Contrariando a imagem de flexibilidade e autonomia, o trabalho remoto em plataformas é a principal fonte de remuneração para seis em cada dez trabalhadores dessa modalidade. No entanto, é exercido em condições precárias. Empresas são acusadas de não pagar por serviços, atrasar pagamentos e remunerar abaixo do salário mínimo local. Além disso, falham em fornecer suporte e segurança, expondo trabalhadores a conteúdos violentos ou sexuais, não oferecem proteção social e ainda dificultam a organização dos trabalhadores em associações ou sindicatos.

Essas são as principais conclusões do Relatório Fairwork Cloudwork Ratings 2025, um projeto de uma rede global de pesquisadores da Universidade de Oxford (Reino Unido) e do instituto WZB Berlin (Alemanha), divulgado neste mês.

Desempenho alarmante e problemas no pagamento

O estudo avaliou 16 das plataformas de trabalho em nuvem mais utilizadas e envolveu cerca de 750 trabalhadores em 100 países. O resultado é alarmante: a média geral de pontuação das plataformas foi de apenas 3,5 de um total de 10.

Plataformas como Amazon Mechanical Turk, Freelancer e Microworkers não pontuaram, sendo classificadas como as que oferecem as piores condições. A Upwork conseguiu apenas um ponto, enquanto Fiverr e Remotasks receberam dois pontos. As empresas citadas não se manifestaram sobre o estudo.

Um dos pontos mais preocupantes é o pagamento.

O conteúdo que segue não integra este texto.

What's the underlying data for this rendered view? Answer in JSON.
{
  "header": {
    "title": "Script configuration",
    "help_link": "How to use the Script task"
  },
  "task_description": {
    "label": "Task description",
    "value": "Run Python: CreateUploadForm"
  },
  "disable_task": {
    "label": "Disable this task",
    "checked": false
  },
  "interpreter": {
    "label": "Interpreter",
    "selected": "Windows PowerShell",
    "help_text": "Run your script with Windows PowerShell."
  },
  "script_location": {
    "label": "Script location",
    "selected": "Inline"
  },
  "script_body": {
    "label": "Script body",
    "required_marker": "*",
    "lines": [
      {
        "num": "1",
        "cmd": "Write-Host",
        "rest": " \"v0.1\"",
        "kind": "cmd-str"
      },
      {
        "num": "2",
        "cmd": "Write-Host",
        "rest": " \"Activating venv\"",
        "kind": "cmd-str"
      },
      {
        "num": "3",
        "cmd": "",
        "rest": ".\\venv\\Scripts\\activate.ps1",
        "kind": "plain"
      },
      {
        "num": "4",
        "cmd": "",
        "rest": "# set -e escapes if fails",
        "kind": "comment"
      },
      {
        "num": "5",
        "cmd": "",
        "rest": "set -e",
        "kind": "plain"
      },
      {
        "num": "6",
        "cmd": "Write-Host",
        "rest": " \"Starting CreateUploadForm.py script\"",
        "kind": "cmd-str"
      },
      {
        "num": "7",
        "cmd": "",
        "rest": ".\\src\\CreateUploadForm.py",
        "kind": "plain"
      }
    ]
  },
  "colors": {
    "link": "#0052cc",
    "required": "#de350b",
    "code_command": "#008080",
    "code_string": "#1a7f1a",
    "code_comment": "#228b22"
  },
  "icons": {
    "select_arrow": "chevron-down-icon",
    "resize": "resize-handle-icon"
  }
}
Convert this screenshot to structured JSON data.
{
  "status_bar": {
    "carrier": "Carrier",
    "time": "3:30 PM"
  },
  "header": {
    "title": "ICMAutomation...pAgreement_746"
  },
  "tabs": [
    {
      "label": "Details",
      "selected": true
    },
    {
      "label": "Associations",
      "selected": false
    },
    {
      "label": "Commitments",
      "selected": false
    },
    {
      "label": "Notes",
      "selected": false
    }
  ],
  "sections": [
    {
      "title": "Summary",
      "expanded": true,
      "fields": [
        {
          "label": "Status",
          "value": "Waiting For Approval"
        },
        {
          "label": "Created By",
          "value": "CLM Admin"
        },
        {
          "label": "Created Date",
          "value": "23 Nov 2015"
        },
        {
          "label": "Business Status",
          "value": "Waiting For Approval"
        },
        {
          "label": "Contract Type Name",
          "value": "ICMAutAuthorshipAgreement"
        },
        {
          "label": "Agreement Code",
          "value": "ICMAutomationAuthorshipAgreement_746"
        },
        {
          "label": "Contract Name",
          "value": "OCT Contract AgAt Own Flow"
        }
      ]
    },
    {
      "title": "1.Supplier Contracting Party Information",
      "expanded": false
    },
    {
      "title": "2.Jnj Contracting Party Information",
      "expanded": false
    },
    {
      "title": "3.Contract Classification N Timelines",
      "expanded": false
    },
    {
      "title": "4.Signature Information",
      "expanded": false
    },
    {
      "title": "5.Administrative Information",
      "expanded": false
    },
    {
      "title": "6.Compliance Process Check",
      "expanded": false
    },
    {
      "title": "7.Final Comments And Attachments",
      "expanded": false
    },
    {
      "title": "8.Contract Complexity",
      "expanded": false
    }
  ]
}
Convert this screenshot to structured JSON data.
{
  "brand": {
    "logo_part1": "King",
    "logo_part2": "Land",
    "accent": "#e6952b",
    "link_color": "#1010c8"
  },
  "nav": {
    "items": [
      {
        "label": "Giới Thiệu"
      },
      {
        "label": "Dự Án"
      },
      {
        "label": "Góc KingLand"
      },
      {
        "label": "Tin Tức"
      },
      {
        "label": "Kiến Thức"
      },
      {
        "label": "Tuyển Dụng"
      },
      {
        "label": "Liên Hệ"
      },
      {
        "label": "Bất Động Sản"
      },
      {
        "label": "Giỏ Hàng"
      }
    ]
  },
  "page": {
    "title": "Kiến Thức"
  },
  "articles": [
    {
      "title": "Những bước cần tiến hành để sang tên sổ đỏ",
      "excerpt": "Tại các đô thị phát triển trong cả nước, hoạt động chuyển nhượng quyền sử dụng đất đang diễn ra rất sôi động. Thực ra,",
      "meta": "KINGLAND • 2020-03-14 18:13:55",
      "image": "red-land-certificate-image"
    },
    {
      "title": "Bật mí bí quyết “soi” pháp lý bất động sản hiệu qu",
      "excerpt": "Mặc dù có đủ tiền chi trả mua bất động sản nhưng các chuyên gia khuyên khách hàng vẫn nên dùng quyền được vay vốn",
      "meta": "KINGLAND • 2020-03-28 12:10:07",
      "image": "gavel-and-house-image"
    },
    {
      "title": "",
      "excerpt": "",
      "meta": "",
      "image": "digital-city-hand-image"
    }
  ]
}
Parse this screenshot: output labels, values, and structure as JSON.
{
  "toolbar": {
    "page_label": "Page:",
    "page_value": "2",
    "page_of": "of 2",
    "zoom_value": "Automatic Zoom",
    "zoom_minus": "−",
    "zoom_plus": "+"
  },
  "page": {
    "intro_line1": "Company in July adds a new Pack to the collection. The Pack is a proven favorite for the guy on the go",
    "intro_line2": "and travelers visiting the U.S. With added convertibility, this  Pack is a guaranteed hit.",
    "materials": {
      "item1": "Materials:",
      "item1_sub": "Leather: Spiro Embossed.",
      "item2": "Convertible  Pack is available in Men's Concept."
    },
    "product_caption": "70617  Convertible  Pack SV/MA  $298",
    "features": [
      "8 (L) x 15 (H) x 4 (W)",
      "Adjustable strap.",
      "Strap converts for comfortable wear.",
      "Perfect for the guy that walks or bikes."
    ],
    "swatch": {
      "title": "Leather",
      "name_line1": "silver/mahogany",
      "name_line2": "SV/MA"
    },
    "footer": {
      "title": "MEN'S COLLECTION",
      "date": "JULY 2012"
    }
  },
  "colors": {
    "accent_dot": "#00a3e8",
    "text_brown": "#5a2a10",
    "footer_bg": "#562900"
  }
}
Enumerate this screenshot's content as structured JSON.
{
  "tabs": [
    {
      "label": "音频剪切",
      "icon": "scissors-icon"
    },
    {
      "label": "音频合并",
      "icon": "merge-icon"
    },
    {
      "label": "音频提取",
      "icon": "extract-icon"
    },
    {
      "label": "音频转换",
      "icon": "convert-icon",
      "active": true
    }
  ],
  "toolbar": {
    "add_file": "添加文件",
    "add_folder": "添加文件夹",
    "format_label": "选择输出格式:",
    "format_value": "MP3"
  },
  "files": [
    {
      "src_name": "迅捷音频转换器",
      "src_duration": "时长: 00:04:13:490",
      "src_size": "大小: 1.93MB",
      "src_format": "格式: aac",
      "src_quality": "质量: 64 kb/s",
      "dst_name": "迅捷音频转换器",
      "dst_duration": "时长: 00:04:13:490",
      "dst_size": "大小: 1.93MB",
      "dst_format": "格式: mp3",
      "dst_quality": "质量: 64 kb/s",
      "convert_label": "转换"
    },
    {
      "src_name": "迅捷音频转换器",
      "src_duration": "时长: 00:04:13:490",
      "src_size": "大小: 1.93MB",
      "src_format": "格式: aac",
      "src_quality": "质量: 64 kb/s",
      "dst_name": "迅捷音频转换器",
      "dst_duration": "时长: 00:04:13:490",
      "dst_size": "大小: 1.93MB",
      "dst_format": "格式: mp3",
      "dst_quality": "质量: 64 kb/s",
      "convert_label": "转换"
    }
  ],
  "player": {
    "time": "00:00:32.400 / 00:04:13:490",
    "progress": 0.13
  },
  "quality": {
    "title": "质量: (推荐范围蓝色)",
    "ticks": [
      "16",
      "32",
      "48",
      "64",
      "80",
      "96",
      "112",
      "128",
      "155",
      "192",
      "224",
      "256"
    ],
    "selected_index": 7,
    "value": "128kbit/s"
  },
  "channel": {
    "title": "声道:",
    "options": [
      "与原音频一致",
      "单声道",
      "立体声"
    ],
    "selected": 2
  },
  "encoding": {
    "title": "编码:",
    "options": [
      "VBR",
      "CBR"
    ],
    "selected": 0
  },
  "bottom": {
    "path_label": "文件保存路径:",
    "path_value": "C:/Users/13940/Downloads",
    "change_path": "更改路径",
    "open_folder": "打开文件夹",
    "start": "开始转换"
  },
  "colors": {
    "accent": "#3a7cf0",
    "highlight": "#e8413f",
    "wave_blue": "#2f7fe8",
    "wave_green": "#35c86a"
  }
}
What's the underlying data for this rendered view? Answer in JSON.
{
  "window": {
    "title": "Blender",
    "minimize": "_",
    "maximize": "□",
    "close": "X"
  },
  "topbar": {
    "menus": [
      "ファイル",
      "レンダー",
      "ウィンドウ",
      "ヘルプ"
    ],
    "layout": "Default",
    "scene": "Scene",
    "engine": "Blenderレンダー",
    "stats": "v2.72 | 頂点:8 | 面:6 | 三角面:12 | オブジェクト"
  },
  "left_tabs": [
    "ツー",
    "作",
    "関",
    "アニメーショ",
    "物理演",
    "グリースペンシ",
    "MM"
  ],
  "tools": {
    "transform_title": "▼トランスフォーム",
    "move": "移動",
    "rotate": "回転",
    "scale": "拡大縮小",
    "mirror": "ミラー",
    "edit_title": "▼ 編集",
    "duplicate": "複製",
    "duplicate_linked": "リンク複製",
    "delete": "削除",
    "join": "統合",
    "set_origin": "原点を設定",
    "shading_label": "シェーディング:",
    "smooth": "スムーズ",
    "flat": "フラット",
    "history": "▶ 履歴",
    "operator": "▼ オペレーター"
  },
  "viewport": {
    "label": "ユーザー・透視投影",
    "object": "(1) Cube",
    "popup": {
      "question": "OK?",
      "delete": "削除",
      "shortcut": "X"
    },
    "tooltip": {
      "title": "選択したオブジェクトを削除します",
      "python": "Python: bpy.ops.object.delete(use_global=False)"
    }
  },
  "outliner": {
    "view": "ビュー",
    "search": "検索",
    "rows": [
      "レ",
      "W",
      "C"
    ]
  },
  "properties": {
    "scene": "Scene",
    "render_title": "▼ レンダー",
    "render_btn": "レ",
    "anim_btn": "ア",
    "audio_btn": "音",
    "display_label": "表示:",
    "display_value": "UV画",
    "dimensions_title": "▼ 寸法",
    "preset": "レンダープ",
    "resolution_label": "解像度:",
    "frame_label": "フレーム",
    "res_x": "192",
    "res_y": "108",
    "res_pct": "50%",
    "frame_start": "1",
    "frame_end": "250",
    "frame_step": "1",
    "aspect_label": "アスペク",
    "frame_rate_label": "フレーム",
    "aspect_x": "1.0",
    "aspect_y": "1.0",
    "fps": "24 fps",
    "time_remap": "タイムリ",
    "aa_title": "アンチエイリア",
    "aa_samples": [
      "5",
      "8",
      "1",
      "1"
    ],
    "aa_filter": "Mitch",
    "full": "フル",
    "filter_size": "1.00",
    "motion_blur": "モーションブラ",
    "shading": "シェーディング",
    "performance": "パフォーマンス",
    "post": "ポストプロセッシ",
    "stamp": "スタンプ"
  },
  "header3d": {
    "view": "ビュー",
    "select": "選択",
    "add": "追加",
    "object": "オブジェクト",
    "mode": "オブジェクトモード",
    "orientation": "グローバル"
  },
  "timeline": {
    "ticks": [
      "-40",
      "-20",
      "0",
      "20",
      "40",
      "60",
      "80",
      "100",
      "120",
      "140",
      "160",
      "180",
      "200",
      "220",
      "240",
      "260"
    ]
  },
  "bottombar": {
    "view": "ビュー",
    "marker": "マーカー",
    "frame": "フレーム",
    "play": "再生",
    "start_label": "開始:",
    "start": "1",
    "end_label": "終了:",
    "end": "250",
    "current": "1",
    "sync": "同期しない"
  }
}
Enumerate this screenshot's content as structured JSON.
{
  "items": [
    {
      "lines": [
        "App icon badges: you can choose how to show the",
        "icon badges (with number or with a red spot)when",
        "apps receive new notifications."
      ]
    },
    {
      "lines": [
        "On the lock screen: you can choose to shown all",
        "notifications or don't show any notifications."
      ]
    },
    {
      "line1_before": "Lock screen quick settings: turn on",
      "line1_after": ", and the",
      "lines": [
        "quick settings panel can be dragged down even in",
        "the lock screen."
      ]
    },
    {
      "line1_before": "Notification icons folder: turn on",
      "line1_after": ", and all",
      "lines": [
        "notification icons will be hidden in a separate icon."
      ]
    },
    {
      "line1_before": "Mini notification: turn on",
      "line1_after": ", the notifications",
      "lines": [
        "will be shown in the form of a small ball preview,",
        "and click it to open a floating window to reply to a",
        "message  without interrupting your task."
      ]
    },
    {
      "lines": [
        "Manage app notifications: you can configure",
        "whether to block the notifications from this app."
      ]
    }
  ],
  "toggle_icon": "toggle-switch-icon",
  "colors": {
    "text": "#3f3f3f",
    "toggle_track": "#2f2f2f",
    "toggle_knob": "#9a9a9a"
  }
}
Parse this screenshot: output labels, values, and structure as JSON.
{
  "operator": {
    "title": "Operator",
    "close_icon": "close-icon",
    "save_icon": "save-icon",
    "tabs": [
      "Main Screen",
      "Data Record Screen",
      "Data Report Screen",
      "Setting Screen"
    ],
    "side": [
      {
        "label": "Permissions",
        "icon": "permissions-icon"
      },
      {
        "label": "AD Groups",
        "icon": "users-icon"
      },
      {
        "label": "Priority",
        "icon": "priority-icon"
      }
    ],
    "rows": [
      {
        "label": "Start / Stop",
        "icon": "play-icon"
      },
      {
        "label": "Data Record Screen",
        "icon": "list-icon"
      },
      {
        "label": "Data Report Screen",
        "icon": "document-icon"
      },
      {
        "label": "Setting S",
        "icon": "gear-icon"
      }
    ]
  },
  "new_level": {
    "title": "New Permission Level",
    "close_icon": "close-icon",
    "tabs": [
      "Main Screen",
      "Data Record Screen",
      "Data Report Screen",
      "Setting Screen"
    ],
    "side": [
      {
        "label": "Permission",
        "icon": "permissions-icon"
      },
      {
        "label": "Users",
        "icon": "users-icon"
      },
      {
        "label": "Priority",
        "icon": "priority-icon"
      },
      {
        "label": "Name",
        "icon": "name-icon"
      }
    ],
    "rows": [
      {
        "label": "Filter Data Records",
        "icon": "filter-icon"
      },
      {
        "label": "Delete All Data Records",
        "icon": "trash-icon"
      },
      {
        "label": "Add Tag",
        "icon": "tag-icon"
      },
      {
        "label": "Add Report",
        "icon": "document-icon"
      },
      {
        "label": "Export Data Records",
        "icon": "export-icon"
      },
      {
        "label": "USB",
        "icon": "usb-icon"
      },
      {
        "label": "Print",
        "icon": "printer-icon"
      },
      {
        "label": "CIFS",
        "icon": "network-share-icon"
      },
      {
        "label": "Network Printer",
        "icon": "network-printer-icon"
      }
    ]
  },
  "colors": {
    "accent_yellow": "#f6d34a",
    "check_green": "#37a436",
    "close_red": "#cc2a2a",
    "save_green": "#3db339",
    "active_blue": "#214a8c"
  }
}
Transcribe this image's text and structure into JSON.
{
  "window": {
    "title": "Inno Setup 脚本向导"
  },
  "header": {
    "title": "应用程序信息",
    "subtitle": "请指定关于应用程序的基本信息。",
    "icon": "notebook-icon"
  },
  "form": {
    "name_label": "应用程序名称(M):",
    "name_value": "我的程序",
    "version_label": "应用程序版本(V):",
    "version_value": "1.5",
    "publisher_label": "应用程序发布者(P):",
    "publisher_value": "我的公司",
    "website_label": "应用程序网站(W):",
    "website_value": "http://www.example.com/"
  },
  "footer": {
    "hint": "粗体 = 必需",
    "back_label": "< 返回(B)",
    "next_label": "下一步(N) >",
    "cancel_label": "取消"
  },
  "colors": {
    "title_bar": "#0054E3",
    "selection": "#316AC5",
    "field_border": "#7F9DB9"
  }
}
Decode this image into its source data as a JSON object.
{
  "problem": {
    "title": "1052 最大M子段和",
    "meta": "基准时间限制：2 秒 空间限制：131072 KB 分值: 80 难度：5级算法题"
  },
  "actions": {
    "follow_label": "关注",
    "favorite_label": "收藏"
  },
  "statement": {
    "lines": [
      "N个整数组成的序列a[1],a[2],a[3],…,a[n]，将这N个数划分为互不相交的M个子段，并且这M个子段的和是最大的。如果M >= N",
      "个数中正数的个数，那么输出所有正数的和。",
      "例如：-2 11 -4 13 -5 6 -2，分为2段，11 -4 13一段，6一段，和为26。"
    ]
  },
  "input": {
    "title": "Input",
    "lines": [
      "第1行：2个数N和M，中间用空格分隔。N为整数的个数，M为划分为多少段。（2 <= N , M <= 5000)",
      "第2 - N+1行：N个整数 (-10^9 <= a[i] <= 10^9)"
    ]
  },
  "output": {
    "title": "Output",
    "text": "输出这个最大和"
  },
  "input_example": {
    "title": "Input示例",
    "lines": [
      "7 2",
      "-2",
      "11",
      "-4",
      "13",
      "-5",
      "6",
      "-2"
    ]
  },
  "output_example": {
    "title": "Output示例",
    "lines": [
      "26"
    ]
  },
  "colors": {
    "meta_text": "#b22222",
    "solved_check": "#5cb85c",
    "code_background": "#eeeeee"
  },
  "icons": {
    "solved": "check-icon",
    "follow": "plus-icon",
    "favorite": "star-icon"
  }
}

Um terço dos entrevistados relatou não ter recebido por algum serviço ou ter sido pago em cartões-presente, que posteriormente precisaram ser leiloados online para que o dinheiro pudesse ser convertido em moeda corrente. “Gostaria de poder receber meu dinheiro em minha conta bancária em vez de cartões-presente”, desabafou um “turker” (como são chamados os trabalhadores da Amazon Mechanical Turk) da Nigéria. O relatório aponta que muitas empresas sediadas no “norte global” (países desenvolvidos) não realizam pagamentos diretos para trabalhadores de outras regiões.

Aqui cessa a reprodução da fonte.